For companies, communities and states that want to attract innovative firms and reap the potential gains for employees and households, effective strategies may include developing place-making through good schools and libraries, fostering quality-competition-focused industrial clusters and cultivating a culture of invention.
In addition to investing in quality public education to train the workforce, the public sector can promote public-private partnerships to facilitate networking for business leaders and the overall workforce, notes another report, Innovation and Economic Performance: Strategy Options for Wisconsin, also issued by the UW-Extension Center for Community and Economic Development, and the UW-Madison Department of Agricultural and Applied Economics. These opportunities can be one-time workshops and seminars organized by higher education institutions, ongoing professional development courses or more social gatherings for networking. Local or regional economic development organizations can partner with business to offer continuous learning opportunities for specific industries and for the workforce.
Prior research has shown that despite Wisconsin ranking low in new firm formation, most of the state's job creation comes from start-up companies. As seen through the lens of quality competition and innovation, the low start-up rates could be considered troublesome because new firms often bring innovations to the market.
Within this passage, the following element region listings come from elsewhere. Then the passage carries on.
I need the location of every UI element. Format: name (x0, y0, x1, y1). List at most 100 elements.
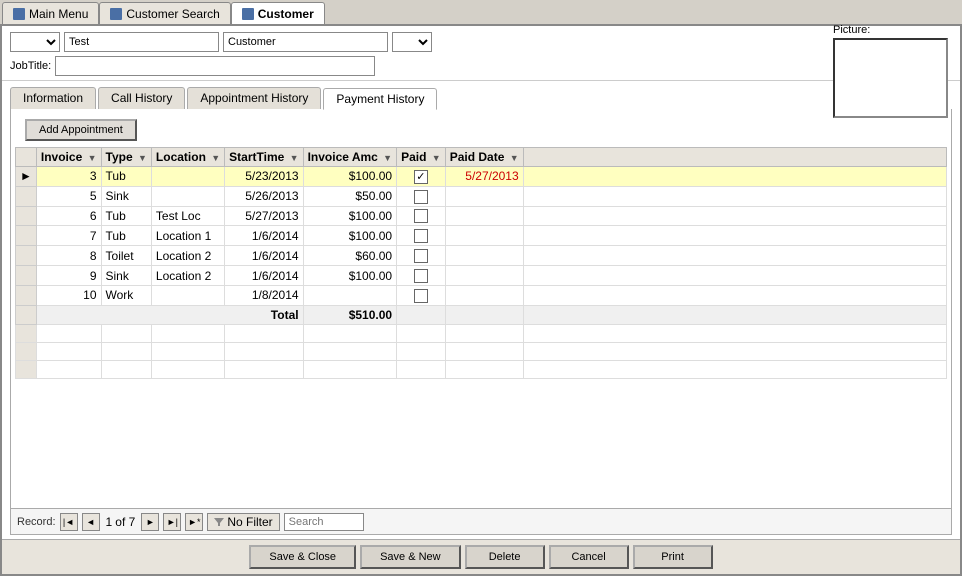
header-invoice[interactable]: Invoice ▼ (36, 148, 101, 167)
cancel-button[interactable]: Cancel (549, 545, 629, 569)
cell-paiddate (445, 266, 523, 286)
cell-paid[interactable] (397, 266, 446, 286)
tab-main-menu[interactable]: Main Menu (2, 2, 99, 24)
tab-customer-label: Customer (258, 7, 314, 21)
cell-spacer (523, 226, 946, 246)
row-arrow-cell (16, 226, 37, 246)
paid-checkbox[interactable] (414, 170, 428, 184)
header-arrow-col (16, 148, 37, 167)
paid-checkbox[interactable] (414, 289, 428, 303)
header-location[interactable]: Location ▼ (151, 148, 224, 167)
cell-spacer (523, 206, 946, 226)
cell-type: Sink (101, 266, 151, 286)
paid-sort-icon: ▼ (432, 153, 441, 163)
total-paiddate-cell (445, 305, 523, 324)
delete-button[interactable]: Delete (465, 545, 545, 569)
save-new-button[interactable]: Save & New (360, 545, 461, 569)
cell-starttime: 1/6/2014 (225, 266, 303, 286)
cell-paid[interactable] (397, 167, 446, 187)
cell-amount: $60.00 (303, 246, 397, 266)
cell-location (151, 186, 224, 206)
cell-starttime: 5/26/2013 (225, 186, 303, 206)
row-arrow-cell (16, 206, 37, 226)
table-row[interactable]: 5Sink5/26/2013$50.00 (16, 186, 947, 206)
cell-paid[interactable] (397, 226, 446, 246)
cell-type: Toilet (101, 246, 151, 266)
paid-checkbox[interactable] (414, 190, 428, 204)
header-type[interactable]: Type ▼ (101, 148, 151, 167)
table-row[interactable]: ►3Tub5/23/2013$100.005/27/2013 (16, 167, 947, 187)
cell-starttime: 1/6/2014 (225, 226, 303, 246)
table-row[interactable]: 7TubLocation 11/6/2014$100.00 (16, 226, 947, 246)
header-spacer (523, 148, 946, 167)
cell-type: Tub (101, 167, 151, 187)
tab-customer-search[interactable]: Customer Search (99, 2, 230, 24)
tab-appointment-history[interactable]: Appointment History (187, 87, 321, 109)
nav-new-button[interactable]: ►* (185, 513, 203, 531)
cell-spacer (523, 186, 946, 206)
table-empty-row (16, 324, 947, 342)
tab-customer-search-label: Customer Search (126, 7, 219, 21)
cell-location (151, 167, 224, 187)
tab-call-history[interactable]: Call History (98, 87, 185, 109)
header-paiddate[interactable]: Paid Date ▼ (445, 148, 523, 167)
action-bar: Save & Close Save & New Delete Cancel Pr… (2, 539, 960, 574)
table-row[interactable]: 8ToiletLocation 21/6/2014$60.00 (16, 246, 947, 266)
table-row[interactable]: 10Work1/8/2014 (16, 285, 947, 305)
nav-last-button[interactable]: ►| (163, 513, 181, 531)
cell-paiddate (445, 246, 523, 266)
customer-icon (242, 8, 254, 20)
cell-location: Location 2 (151, 266, 224, 286)
cell-location: Location 1 (151, 226, 224, 246)
total-amount-cell: $510.00 (303, 305, 397, 324)
add-appointment-button[interactable]: Add Appointment (25, 119, 137, 141)
no-filter-button[interactable]: No Filter (207, 513, 279, 531)
paid-checkbox[interactable] (414, 249, 428, 263)
cell-amount: $50.00 (303, 186, 397, 206)
cell-paid[interactable] (397, 246, 446, 266)
save-close-button[interactable]: Save & Close (249, 545, 356, 569)
print-button[interactable]: Print (633, 545, 713, 569)
customer-input[interactable] (223, 32, 388, 52)
main-menu-icon (13, 8, 25, 20)
suffix-dropdown[interactable] (392, 32, 432, 52)
location-sort-icon: ▼ (211, 153, 220, 163)
tab-payment-history[interactable]: Payment History (323, 88, 437, 110)
table-row[interactable]: 9SinkLocation 21/6/2014$100.00 (16, 266, 947, 286)
header-row2: JobTitle: (10, 56, 952, 76)
nav-current-record: 1 of 7 (106, 515, 136, 529)
header-starttime[interactable]: StartTime ▼ (225, 148, 303, 167)
tab-information[interactable]: Information (10, 87, 96, 109)
total-spacer-cell (523, 305, 946, 324)
cell-paid[interactable] (397, 186, 446, 206)
cell-paid[interactable] (397, 285, 446, 305)
name-input[interactable] (64, 32, 219, 52)
funnel-icon (214, 517, 224, 527)
type-sort-icon: ▼ (138, 153, 147, 163)
prefix-dropdown[interactable] (10, 32, 60, 52)
jobtitle-input[interactable] (55, 56, 375, 76)
search-input[interactable] (284, 513, 364, 531)
header-amount[interactable]: Invoice Amc ▼ (303, 148, 397, 167)
nav-first-button[interactable]: |◄ (60, 513, 78, 531)
starttime-sort-icon: ▼ (290, 153, 299, 163)
nav-next-button[interactable]: ► (141, 513, 159, 531)
nav-prev-button[interactable]: ◄ (82, 513, 100, 531)
header-paid[interactable]: Paid ▼ (397, 148, 446, 167)
cell-invoice: 5 (36, 186, 101, 206)
cell-amount: $100.00 (303, 266, 397, 286)
paid-checkbox[interactable] (414, 269, 428, 283)
cell-amount (303, 285, 397, 305)
tab-customer[interactable]: Customer (231, 2, 325, 24)
cell-invoice: 6 (36, 206, 101, 226)
table-row[interactable]: 6TubTest Loc5/27/2013$100.00 (16, 206, 947, 226)
main-tab-bar: Main Menu Customer Search Customer (0, 0, 962, 26)
paid-checkbox[interactable] (414, 229, 428, 243)
cell-paid[interactable] (397, 206, 446, 226)
cell-invoice: 7 (36, 226, 101, 246)
cell-invoice: 3 (36, 167, 101, 187)
inner-tab-bar: Information Call History Appointment His… (2, 81, 960, 109)
amount-sort-icon: ▼ (383, 153, 392, 163)
cell-invoice: 10 (36, 285, 101, 305)
paid-checkbox[interactable] (414, 209, 428, 223)
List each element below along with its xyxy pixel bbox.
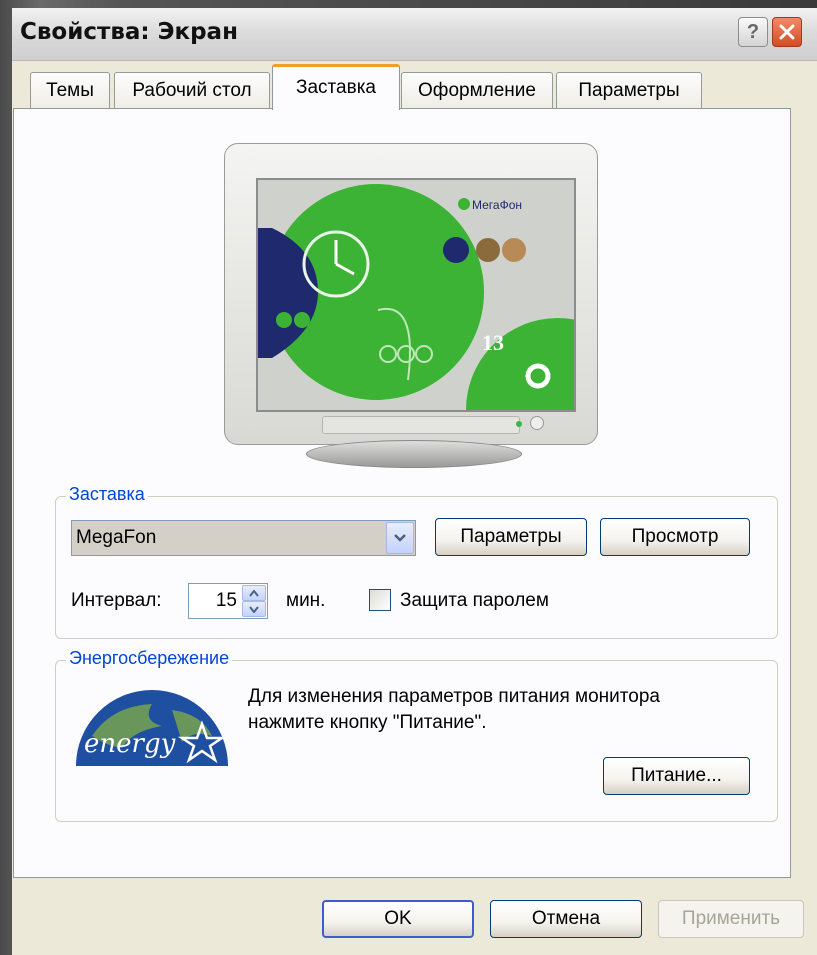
chevron-down-icon: [249, 605, 259, 613]
screensaver-group-label: Заставка: [66, 484, 148, 505]
power-description-line2: нажмите кнопку "Питание".: [248, 712, 487, 733]
screensaver-dropdown-button[interactable]: [386, 522, 414, 554]
megafon-logo-text: МегаФон: [472, 198, 522, 212]
power-saving-group-label: Энергосбережение: [66, 648, 233, 669]
chevron-up-icon: [249, 589, 259, 597]
password-protection-label[interactable]: Защита паролем: [400, 590, 549, 612]
monitor-chin: [322, 416, 520, 434]
apply-button: Применить: [658, 900, 804, 938]
ok-button[interactable]: OK: [322, 900, 474, 938]
interval-down-button[interactable]: [242, 601, 266, 617]
power-button[interactable]: Питание...: [603, 757, 750, 795]
interval-label: Интервал:: [71, 590, 162, 611]
cancel-button[interactable]: Отмена: [490, 900, 642, 938]
tab-settings[interactable]: Параметры: [556, 72, 702, 108]
close-icon: [779, 24, 795, 40]
screensaver-select[interactable]: MegaFon: [71, 520, 416, 556]
tab-themes[interactable]: Темы: [30, 72, 110, 108]
interval-up-button[interactable]: [242, 585, 266, 601]
screensaver-settings-button[interactable]: Параметры: [435, 518, 587, 556]
power-led: [516, 421, 522, 427]
screensaver-preview-button[interactable]: Просмотр: [600, 518, 750, 556]
power-description-line1: Для изменения параметров питания монитор…: [248, 686, 660, 707]
tab-desktop[interactable]: Рабочий стол: [114, 72, 270, 108]
interval-stepper[interactable]: 15: [188, 583, 268, 619]
help-icon: ?: [746, 20, 760, 43]
window-title: Свойства: Экран: [20, 19, 238, 45]
tab-screensaver[interactable]: Заставка: [272, 64, 400, 110]
screensaver-select-value: MegaFon: [76, 527, 157, 548]
energy-star-logo: energy: [76, 690, 228, 766]
interval-unit: мин.: [286, 590, 326, 611]
preview-date: 13: [482, 330, 504, 355]
energy-logo-text: energy: [84, 729, 176, 759]
title-bar[interactable]: Свойства: Экран ?: [12, 8, 817, 61]
screensaver-preview-screen: МегаФон 13: [256, 178, 576, 412]
password-protection-checkbox[interactable]: [369, 589, 391, 611]
chevron-down-icon: [394, 534, 406, 542]
monitor-power-knob: [530, 416, 544, 430]
tab-appearance[interactable]: Оформление: [401, 72, 553, 108]
close-button[interactable]: [772, 17, 802, 47]
help-button[interactable]: ?: [738, 17, 768, 47]
interval-value[interactable]: 15: [216, 590, 237, 612]
monitor-stand: [306, 440, 522, 468]
megafon-screensaver-image: МегаФон 13: [258, 180, 574, 410]
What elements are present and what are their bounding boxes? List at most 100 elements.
Governments can invest in innovation through tax credits for R&D by small and medium firms, low-interest loans, grants or loan guarantees to help small and medium firms adopt new technologies, grants for professional development, technical assistance and opportunities for international networking. In addition, high-quality employees attracted to such innovative firms will want to live in communities with good schools, opportunities for recreation, natural amenities and cultural events. Local communities can invest in these resources, and the state can offer incentives for them in the form of grants and loans. The greater profits to be had from quality competition, however, can take longer to realize than the short-term gains of ordinary competition, especially if a community lacks the features that attract these firms and their employees.
In reality, the most profitable firms balance ordinary and quality competition by investing in innovations while keeping an eye on costs. Policymakers in individual communities can form regional partnerships to foster long-term economic growth, a popular goal for residents who want to make their hometowns better for their children. State policymakers could support these efforts, but the political cycle often leads to policies that favor ordinary competition and its emphasis on short-term gain.
Tessa Conroy is an economic development specialist at the University of Wisconsin-Extension Center for Community and Economic Development and an assistant professor in the UW-Madison Department of Applied & Agricultural Economics. Steven Deller is a community development specialist at the Center and a professor in the UW-Madison Department of Applied & Agriculture Economics. Partial support for this work came from the U.S. Department of Commerce Economic Development Administration University Center at the University of Wisconsin-Extension.